Internet2 is an advanced networking consortium that provides a national high-performance network that connects America’s universities and research institutions and extends connectivity to research networks worldwide. Berkeley Lab-based ESnet’s national network connects thousands of DOE scientists at over 40 different U.S. laboratory and supercomputing facilities and links them to their collaborators around the world.
To build the national network, Internet2 will use fiber strands on Level 3 Communications’ Tier 1 fiber-optic network. ESnet will also have the option to access 4.4 terabits per second (Tbps) of capacity for the ESnet ANI network using Ciena’s 6500 Packet-Optical Platform. The ESnet ANI prototype network will initially connect three DOE unclassified supercomputing centers: the National Energy Research Scientific Computing Center (NERSC) at Berkeley Lab, Oak Ridge Leadership Computing Facility (OLCF) in Tennessee, and Argonne Leadership Computing Facility (ALCF) in Illinois, as well as the Manhattan Landing International Exchange Point (MANLAN) in New York.
During the prototype phase, the network will be used for applications and networking research, including connecting the Magellan cloud computing resources at NERSC to ALCF, and the Acadia project, which will develop network interface controller (NIC) hardware and device-driver/protocol-specific software for host and gateway systems operating at 40 and 100 Gbps. The prototype network will also serve as a platform for building out technologies leading to an eventual 1-terabit per second wavelength network.
“Science is becoming more data-intensive and remote instruments are producing significantly more data volume than in previous generations. As a result, research network traffic is growing at twice the rate of commercial Internet traffic, and the trend is expected to accelerate as the scope of scientific collaborations increases and scientists around the world draw data from geographically dispersed experimental facilities like the Large Hadron Collider,” said Dave Lambert, Internet2 president and CEO, “Increasing the capacity of networks is more important than ever to enable scientists to analyze data, collaborate, and combine data sets in new ways from these experiments.
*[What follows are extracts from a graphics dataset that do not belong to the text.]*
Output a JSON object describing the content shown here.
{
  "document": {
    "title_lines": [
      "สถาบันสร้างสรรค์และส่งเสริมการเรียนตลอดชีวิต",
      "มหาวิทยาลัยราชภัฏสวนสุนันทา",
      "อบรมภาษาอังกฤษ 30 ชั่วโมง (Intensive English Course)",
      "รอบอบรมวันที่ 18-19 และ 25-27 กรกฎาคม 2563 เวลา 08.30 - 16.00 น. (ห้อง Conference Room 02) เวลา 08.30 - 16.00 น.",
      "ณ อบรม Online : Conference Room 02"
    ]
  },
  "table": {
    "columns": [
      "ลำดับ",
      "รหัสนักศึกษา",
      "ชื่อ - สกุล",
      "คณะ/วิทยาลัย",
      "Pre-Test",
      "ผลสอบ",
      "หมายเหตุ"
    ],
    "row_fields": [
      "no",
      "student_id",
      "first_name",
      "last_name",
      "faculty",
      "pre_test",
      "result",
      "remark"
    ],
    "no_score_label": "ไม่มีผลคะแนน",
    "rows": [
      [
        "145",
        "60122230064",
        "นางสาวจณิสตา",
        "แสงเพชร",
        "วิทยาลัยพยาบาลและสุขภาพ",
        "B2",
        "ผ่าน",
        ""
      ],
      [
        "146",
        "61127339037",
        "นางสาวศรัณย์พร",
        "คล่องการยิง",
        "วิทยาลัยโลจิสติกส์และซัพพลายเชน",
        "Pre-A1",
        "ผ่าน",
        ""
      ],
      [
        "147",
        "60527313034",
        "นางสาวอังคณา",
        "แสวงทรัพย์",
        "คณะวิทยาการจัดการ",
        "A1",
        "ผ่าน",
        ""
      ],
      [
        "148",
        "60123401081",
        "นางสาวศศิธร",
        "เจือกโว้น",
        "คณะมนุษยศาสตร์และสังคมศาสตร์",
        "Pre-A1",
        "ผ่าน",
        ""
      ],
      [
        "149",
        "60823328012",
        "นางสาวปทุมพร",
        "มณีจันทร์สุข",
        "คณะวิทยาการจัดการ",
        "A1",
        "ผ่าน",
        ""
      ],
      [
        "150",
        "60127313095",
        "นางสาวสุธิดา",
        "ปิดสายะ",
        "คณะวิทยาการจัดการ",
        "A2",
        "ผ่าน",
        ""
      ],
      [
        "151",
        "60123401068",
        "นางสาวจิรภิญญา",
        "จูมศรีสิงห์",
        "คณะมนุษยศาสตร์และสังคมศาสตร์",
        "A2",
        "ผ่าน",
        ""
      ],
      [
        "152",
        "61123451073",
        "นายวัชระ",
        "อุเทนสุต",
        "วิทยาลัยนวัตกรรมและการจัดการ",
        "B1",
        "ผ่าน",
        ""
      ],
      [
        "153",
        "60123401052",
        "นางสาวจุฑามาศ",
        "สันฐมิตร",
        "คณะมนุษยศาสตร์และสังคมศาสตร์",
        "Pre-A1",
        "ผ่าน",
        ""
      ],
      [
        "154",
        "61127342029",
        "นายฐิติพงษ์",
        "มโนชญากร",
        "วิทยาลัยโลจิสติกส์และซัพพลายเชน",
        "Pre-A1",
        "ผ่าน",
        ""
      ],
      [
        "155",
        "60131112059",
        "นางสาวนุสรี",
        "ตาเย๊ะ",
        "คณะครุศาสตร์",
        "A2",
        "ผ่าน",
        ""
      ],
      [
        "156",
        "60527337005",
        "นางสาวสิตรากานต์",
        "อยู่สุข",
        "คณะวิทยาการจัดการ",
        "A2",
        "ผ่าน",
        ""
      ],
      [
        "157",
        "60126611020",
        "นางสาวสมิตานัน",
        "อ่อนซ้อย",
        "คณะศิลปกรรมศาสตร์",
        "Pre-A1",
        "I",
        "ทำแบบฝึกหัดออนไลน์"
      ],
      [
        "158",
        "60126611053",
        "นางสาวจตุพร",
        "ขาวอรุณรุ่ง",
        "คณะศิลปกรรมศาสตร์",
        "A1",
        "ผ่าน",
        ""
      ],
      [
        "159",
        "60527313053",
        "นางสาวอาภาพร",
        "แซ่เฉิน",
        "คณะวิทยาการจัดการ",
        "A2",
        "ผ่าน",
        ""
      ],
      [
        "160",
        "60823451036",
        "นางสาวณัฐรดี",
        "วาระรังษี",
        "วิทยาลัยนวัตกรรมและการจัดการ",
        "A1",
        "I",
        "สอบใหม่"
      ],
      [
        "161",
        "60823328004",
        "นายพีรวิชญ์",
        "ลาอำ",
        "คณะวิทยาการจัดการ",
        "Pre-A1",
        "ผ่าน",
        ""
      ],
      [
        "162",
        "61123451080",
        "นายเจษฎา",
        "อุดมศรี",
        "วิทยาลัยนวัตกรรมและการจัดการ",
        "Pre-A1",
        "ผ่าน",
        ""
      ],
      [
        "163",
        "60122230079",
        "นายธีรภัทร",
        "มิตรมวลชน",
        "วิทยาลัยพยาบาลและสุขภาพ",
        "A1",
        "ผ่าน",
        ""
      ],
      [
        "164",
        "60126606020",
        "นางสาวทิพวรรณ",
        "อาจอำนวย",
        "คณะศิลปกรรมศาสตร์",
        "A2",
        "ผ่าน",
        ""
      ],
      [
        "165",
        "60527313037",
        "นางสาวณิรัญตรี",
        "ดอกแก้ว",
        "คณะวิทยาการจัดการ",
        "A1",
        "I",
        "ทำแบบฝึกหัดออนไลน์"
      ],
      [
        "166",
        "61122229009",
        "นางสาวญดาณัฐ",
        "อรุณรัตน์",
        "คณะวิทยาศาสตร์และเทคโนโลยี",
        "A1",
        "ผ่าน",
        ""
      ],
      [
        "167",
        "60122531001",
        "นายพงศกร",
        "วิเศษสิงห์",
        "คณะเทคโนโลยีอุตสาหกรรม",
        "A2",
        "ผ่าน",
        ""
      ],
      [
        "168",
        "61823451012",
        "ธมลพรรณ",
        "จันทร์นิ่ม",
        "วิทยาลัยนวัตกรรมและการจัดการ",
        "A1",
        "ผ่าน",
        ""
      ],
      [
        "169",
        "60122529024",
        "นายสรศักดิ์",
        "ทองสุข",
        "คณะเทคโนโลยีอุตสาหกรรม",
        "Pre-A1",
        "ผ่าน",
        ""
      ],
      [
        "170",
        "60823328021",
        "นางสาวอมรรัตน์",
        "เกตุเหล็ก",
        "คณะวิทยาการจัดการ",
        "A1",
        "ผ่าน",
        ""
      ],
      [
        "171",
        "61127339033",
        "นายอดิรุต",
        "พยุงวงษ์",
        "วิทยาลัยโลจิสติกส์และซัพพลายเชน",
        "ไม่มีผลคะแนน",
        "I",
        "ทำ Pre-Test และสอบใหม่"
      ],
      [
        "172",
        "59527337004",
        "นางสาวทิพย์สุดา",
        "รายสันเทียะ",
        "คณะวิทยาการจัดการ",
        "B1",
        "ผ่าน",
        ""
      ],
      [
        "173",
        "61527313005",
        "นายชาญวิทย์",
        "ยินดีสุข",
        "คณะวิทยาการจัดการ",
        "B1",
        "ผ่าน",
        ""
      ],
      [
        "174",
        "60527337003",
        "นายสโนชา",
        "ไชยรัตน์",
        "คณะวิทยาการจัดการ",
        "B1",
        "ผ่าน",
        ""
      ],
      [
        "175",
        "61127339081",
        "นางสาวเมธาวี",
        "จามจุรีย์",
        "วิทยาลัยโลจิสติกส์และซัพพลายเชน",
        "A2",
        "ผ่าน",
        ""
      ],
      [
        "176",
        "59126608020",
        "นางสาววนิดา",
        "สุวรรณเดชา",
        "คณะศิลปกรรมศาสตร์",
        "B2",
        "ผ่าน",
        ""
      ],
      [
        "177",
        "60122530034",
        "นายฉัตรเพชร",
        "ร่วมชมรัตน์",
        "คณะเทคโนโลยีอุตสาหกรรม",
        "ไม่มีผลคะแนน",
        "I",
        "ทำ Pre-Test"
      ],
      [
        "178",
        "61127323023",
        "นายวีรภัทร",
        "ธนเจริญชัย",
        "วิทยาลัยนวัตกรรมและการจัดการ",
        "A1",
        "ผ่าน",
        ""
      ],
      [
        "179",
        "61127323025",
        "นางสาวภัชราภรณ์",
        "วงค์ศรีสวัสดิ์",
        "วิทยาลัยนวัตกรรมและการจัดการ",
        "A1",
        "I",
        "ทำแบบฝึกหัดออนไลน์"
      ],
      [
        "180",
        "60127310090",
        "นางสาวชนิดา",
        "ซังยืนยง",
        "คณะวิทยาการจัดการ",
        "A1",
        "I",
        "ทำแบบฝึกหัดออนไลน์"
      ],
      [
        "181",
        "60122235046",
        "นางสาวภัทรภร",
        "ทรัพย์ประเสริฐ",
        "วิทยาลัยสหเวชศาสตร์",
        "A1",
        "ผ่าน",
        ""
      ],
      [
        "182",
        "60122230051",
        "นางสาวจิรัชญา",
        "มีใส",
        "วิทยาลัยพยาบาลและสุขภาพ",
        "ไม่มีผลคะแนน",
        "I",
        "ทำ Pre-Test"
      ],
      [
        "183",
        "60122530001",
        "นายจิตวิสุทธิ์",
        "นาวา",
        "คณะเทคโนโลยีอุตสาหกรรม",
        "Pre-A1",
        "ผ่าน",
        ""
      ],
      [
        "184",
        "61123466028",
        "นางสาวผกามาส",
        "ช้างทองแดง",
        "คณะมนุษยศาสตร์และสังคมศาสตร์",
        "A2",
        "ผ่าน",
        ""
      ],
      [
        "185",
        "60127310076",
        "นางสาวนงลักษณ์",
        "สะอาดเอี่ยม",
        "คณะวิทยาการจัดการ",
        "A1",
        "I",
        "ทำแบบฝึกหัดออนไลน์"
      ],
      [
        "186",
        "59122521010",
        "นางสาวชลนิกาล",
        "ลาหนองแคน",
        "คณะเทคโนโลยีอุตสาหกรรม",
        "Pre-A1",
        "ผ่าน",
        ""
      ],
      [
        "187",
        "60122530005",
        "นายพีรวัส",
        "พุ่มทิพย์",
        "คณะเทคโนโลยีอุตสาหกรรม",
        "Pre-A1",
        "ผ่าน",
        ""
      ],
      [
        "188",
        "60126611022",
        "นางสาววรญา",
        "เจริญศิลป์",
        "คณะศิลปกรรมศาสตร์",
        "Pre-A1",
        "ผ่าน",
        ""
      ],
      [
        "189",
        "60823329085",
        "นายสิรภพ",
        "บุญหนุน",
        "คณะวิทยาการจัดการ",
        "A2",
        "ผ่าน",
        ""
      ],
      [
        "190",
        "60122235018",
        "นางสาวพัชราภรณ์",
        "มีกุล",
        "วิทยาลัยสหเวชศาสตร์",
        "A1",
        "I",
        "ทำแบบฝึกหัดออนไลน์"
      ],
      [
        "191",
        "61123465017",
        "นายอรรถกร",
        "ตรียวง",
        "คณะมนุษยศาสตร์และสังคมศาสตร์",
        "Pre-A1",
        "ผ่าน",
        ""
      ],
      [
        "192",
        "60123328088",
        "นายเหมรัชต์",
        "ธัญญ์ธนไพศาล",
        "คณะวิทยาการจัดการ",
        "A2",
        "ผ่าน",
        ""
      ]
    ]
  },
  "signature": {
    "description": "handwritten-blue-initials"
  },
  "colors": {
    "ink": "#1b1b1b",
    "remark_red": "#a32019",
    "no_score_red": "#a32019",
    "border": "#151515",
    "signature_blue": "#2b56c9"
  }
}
Working together with Berkeley Lab to build more capable networks like the ANI prototype will provide researchers with richer services that will increase scientific productivity and shorten the time to discovery for the innovations needed to confront the challenges facing our society today.”
Cotter added, “To bring ANI online, we are working together to dramatically increase both the capacity and the reach of our networks in a mutually beneficial way. By combining resources and expertise, we are realizing unprecedented synergies, making both of our investment dollars go further.”
The prototype network will contribute to accelerated development and wider deployment of 100 Gbps technologies as manufacturers realize economies of scale. The new network is also intended to help improve U.S. competitiveness in science and technology innovation leading to the development and commercialization of future technologies.
“The ANI project benefits our nation in two important ways,” said Mike Aquino, senior vice president of Ciena’s Global Field Organization. “First, it delivers next-generation infrastructure to enable new connectivity and applications for government, research and education, and enterprises, fulfilling a key goal of the American Recovery and Reinvestment Act (ARRA). Second, and just as importantly, it helps advance our understanding of the world and universe by enabling closer and richer collaboration among ESnet's scientific community.”
"Level 3's robust, scalable and expansive fiber-optic network is ideal for research and education projects of this size," said Edward Morche, senior vice president of Level 3's Federal Markets. "We're proud of our long-standing relationship with Internet2 and to provide the national backbone to support one of the world's fastest scientific networks."
In the spirit of collaboration between the national lab and university communities, Berkeley Lab will also make its dark fiber assets directly available to both DOE researchers and Internet2 university members for disruptive network research efforts, which are critical for enabling breakthrough networking technologies. In doing so, scientists can build testbeds at scale to experiment with new network protocols and paradigms in ways not previously possible.